Among the AI-generated images he presented were designs for potential projects in Neom, the controversial mega-development in Saudi Arabia.
He outlined how the studio selects around "10 to 15 per cent" of the output from the AI image generators to take forward to the 3D modelling phase.
"These things are so coherent and they're so kind of meaningful that it's easy to model them because they have that three-dimensional implied coherency," Schumacher said.
Zaha Hadid Architects, which is one of the largest architecture firms in the UK and among the world's highest-profile, has set up an internal AI research group, he added.
During a Q&A following the session, Schumacher criticised calls for a moratorium on the development of AI systems more powerful than GPT-4, a chatbot by DALL-E 2 creator OpenAI.
An open letter warning that such systems pose "profound risks to society and humanity" was signed by Elon Musk and Apple co-founder Steve Wozniak among other prominent tech industry figures.
"I plead on taking a little bit more risk for the sake of reward and investment on many levels," said Schumacher.
"So I'm not somebody who wants to have a moratorium on AI research. All these kind of heartbreaks or political – some kind of worries coming in and blocking things and stopping things, I think that would be the catastrophe."
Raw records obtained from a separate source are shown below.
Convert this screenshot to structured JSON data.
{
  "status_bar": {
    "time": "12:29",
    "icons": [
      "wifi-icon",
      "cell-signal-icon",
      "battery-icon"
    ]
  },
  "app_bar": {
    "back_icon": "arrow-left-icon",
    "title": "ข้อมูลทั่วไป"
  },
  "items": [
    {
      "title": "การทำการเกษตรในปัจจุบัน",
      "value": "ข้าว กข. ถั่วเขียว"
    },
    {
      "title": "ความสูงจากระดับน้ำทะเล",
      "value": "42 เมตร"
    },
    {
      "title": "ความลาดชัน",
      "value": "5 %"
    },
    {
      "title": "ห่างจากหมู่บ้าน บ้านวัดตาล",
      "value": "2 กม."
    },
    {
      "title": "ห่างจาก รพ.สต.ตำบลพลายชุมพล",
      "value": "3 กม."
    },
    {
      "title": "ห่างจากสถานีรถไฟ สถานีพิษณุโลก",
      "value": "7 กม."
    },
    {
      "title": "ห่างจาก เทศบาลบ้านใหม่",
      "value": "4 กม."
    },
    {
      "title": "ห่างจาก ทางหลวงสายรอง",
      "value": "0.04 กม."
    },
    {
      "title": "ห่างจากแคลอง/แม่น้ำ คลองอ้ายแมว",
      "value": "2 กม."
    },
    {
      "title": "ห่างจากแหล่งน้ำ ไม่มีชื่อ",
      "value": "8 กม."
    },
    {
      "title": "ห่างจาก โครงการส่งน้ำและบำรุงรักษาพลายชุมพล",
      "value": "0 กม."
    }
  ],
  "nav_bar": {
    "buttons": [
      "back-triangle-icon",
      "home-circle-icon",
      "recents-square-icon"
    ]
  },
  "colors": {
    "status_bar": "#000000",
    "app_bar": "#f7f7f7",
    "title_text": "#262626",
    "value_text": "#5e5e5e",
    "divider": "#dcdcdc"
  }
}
He argued that the the "serious issues" surrounding AI cannot be resolved by "heavy regulation" and instead advocated being "open and free and energised and optimistic to solve these issues".
"We can see already the forces lining up to impose centralised political controls," he added. "I don't want Congress, members of parliament, etcetera, they totally would be overburdened to deal with it, to come in and try to channel that, that's not what I believe in."
Schumacher's ardently pro-free-market, anti-regulation views are well known. In 2016 he caused consternation by calling for social housing and public space to be scrapped during a keynote speech at the World Architecture Festival.
The images are courtesy of Zaha Hadid Architects.